Aims: To address the limitations of traditional diagnostic methods for mitral valve prolapse (MVP), specifically fibroelastic deficiency (FED) and Barlow's disease (BD), by introducing an automated diagnostic approach utilizing multi-view echocardiographic sequences and deep learning.
Methods and results: An echocardiographic data set, collected from Zhongshan Hospital, Fudan University, containing apical 2 chambers (A2C), apical 3 chambers (A3C), and apical 4 chambers (A4C) views, was employed to train the deep learning models. We separately trained view-specific and view-agnostic deep neural network models, which were denoted as MVP-VS and MVP view-agonistic (VA), for MVP diagnosis. Diagnostic accuracy, precision, sensitivity, F1-score, and specificity were evaluated for both BD and FED phenotypes. MVP-VS demonstrated an overall diagnostic accuracy of 0.94 for MVP. In the context of BD diagnosis, precision, sensitivity, F1-score, and specificity were 0.83, 1.00, 0.90, and 0.92, respectively. For FED diagnosis, the metrics were 1.00, 0.83, 0.91, and 1.00. MVP-VA exhibited an overall accuracy of 0.95, with BD-specific metrics of 0.85, 1.00, 0.92, and 0.94 and FED-specific metrics of 1.00, 0.83, 0.91, and 1.00. In particular, the MVP-VA model using mixed views for training demonstrated efficient diagnostic performance, eliminating the need for repeated development of MVP-VS models and improving the efficiency of the clinical pipeline by using arbitrary views in the deep learning model.

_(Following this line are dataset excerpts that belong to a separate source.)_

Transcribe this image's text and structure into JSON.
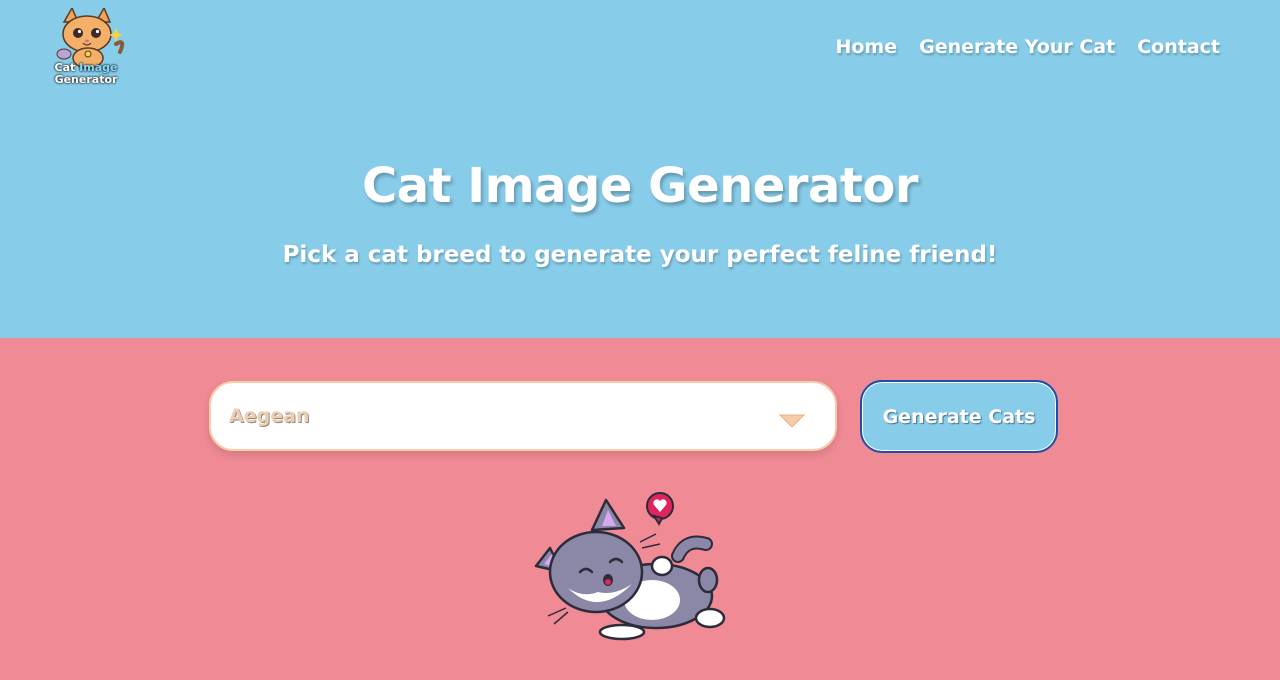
{
  "logo": {
    "line1_a": "Cat",
    "line1_b": "Image",
    "line2": "Generator"
  },
  "nav": {
    "items": [
      "Home",
      "Generate Your Cat",
      "Contact"
    ]
  },
  "hero": {
    "title": "Cat Image Generator",
    "subtitle": "Pick a cat breed to generate your perfect feline friend!"
  },
  "controls": {
    "breed_select": {
      "value": "Aegean",
      "icon": "chevron-down-icon"
    },
    "generate_label": "Generate Cats"
  },
  "colors": {
    "hero_bg": "#87CCE9",
    "body_bg": "#F08A95",
    "select_border": "#F6CDA8",
    "button_border": "#1B4FA8"
  }
}
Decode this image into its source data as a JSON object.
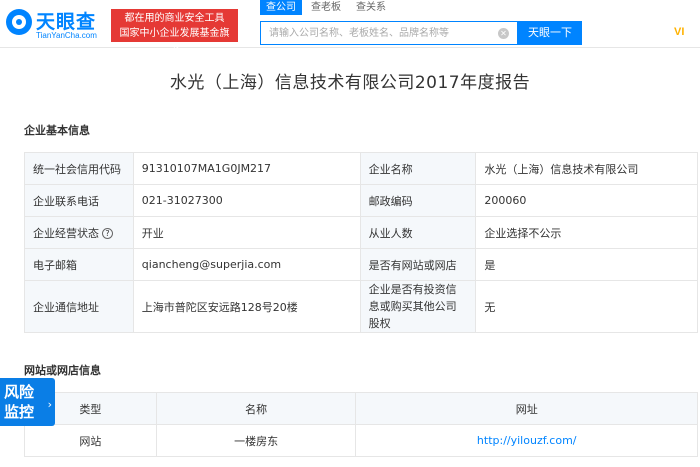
{
  "header": {
    "logo_cn": "天眼查",
    "logo_en": "TianYanCha.com",
    "slogan_line1": "都在用的商业安全工具",
    "slogan_line2": "国家中小企业发展基金旗下",
    "tabs": [
      "查公司",
      "查老板",
      "查关系"
    ],
    "search_placeholder": "请输入公司名称、老板姓名、品牌名称等",
    "search_button": "天眼一下",
    "vip": "VI"
  },
  "report_title": "水光（上海）信息技术有限公司2017年度报告",
  "basic_info": {
    "title": "企业基本信息",
    "rows": [
      {
        "l1": "统一社会信用代码",
        "v1": "91310107MA1G0JM217",
        "l2": "企业名称",
        "v2": "水光（上海）信息技术有限公司"
      },
      {
        "l1": "企业联系电话",
        "v1": "021-31027300",
        "l2": "邮政编码",
        "v2": "200060"
      },
      {
        "l1": "企业经营状态",
        "v1": "开业",
        "l2": "从业人数",
        "v2": "企业选择不公示"
      },
      {
        "l1": "电子邮箱",
        "v1": "qiancheng@superjia.com",
        "l2": "是否有网站或网店",
        "v2": "是"
      },
      {
        "l1": "企业通信地址",
        "v1": "上海市普陀区安远路128号20楼",
        "l2": "企业是否有投资信息或购买其他公司股权",
        "v2": "无"
      }
    ]
  },
  "websites": {
    "title": "网站或网店信息",
    "headers": [
      "类型",
      "名称",
      "网址"
    ],
    "rows": [
      {
        "type": "网站",
        "name": "一楼房东",
        "url": "http://yilouzf.com/"
      }
    ]
  },
  "risk_badge": {
    "line1": "风险",
    "line2": "监控"
  },
  "colors": {
    "brand": "#0084ff",
    "slogan_bg": "#e53935",
    "label_bg": "#f5f8fb"
  }
}
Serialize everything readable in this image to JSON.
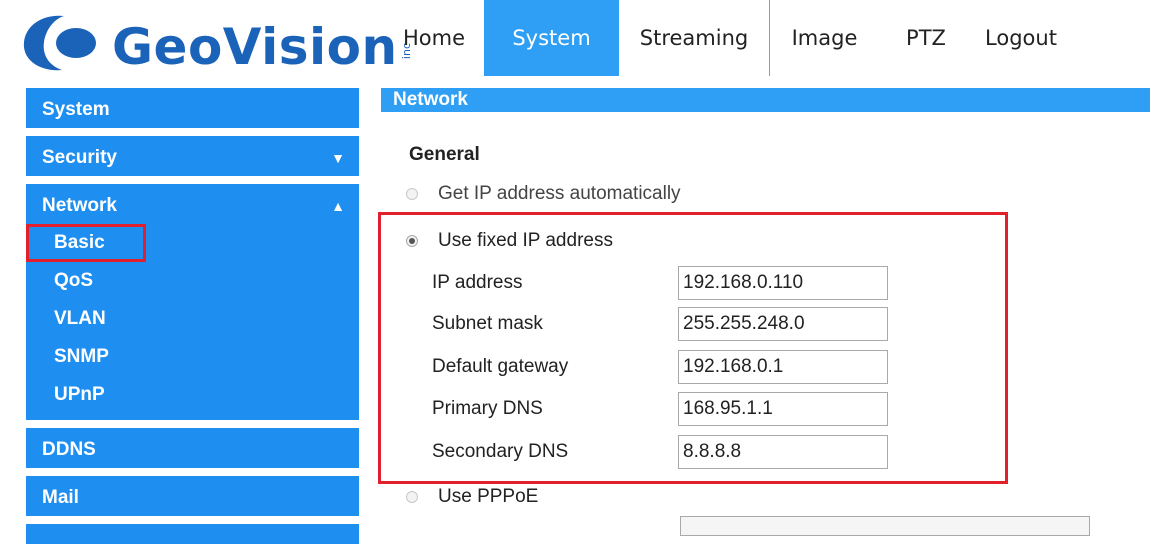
{
  "header": {
    "logo_text": "GeoVision",
    "logo_suffix": "inc",
    "nav": [
      {
        "label": "Home",
        "active": false
      },
      {
        "label": "System",
        "active": true
      },
      {
        "label": "Streaming",
        "active": false
      },
      {
        "label": "Image",
        "active": false
      },
      {
        "label": "PTZ",
        "active": false
      },
      {
        "label": "Logout",
        "active": false
      }
    ]
  },
  "sidebar": {
    "system": "System",
    "security": "Security",
    "network": "Network",
    "network_items": [
      "Basic",
      "QoS",
      "VLAN",
      "SNMP",
      "UPnP"
    ],
    "selected_item": "Basic",
    "ddns": "DDNS",
    "mail": "Mail"
  },
  "content": {
    "header": "Network",
    "section_title": "General",
    "options": {
      "auto": "Get IP address automatically",
      "fixed": "Use fixed IP address",
      "pppoe": "Use PPPoE"
    },
    "selected_option": "fixed",
    "fields": {
      "ip_address": {
        "label": "IP address",
        "value": "192.168.0.110"
      },
      "subnet_mask": {
        "label": "Subnet mask",
        "value": "255.255.248.0"
      },
      "default_gateway": {
        "label": "Default gateway",
        "value": "192.168.0.1"
      },
      "primary_dns": {
        "label": "Primary DNS",
        "value": "168.95.1.1"
      },
      "secondary_dns": {
        "label": "Secondary DNS",
        "value": "8.8.8.8"
      }
    }
  },
  "colors": {
    "brand": "#1a63b8",
    "sidebar_bg": "#1e8ef0",
    "active_tab": "#2f9ff5",
    "highlight": "#e2202d"
  }
}
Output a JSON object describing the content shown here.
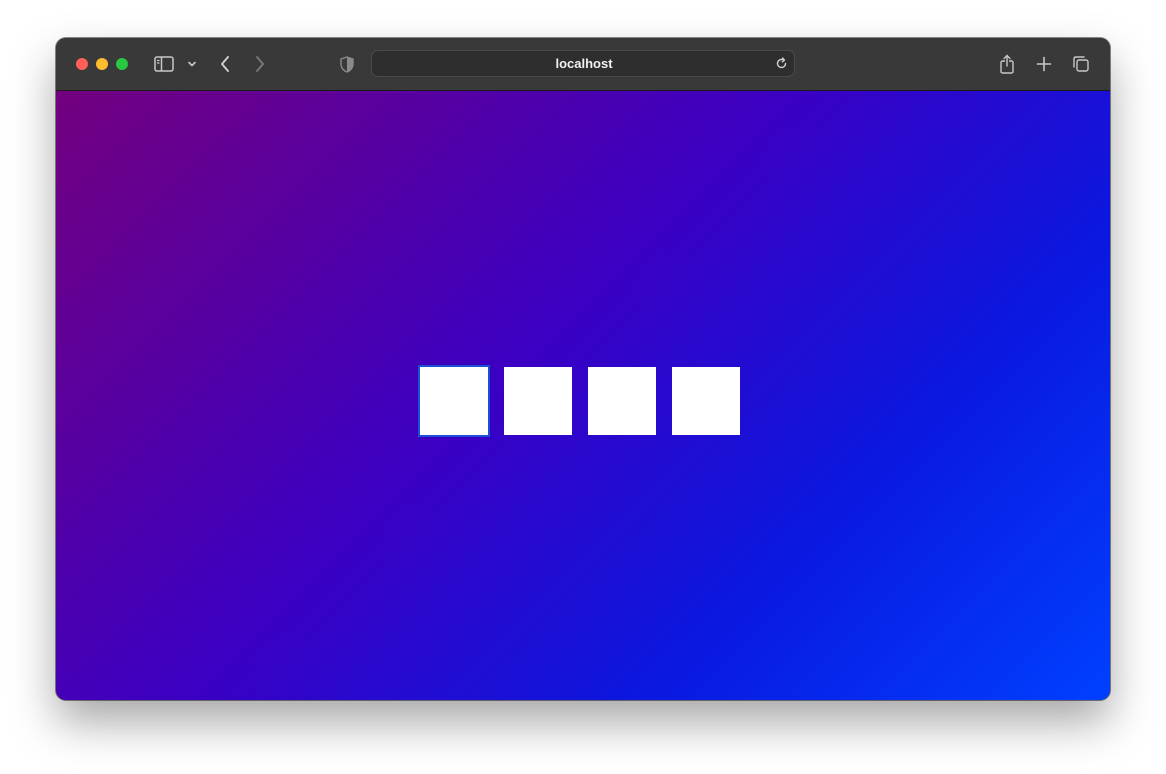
{
  "browser": {
    "url": "localhost",
    "icons": {
      "sidebar": "sidebar-icon",
      "sidebar_menu": "chevron-down-icon",
      "back": "back-arrow-icon",
      "forward": "forward-arrow-icon",
      "privacy": "shield-icon",
      "reload": "reload-icon",
      "share": "share-icon",
      "new_tab": "plus-icon",
      "tab_overview": "tabs-icon"
    }
  },
  "page": {
    "background_colors": [
      "#73007f",
      "#3a00c4",
      "#0a18e0",
      "#0040ff"
    ],
    "code_inputs": [
      {
        "value": "",
        "focused": true
      },
      {
        "value": "",
        "focused": false
      },
      {
        "value": "",
        "focused": false
      },
      {
        "value": "",
        "focused": false
      }
    ]
  }
}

Conclusion: This study pioneers the integration of artificial intelligence into MVP diagnosis and demonstrates the effectiveness of deep neural networks in overcoming the challenges of traditional diagnostic methods. The efficiency and accuracy of the proposed automated approach suggest its potential for clinical applications in the diagnosis of valvular heart disease.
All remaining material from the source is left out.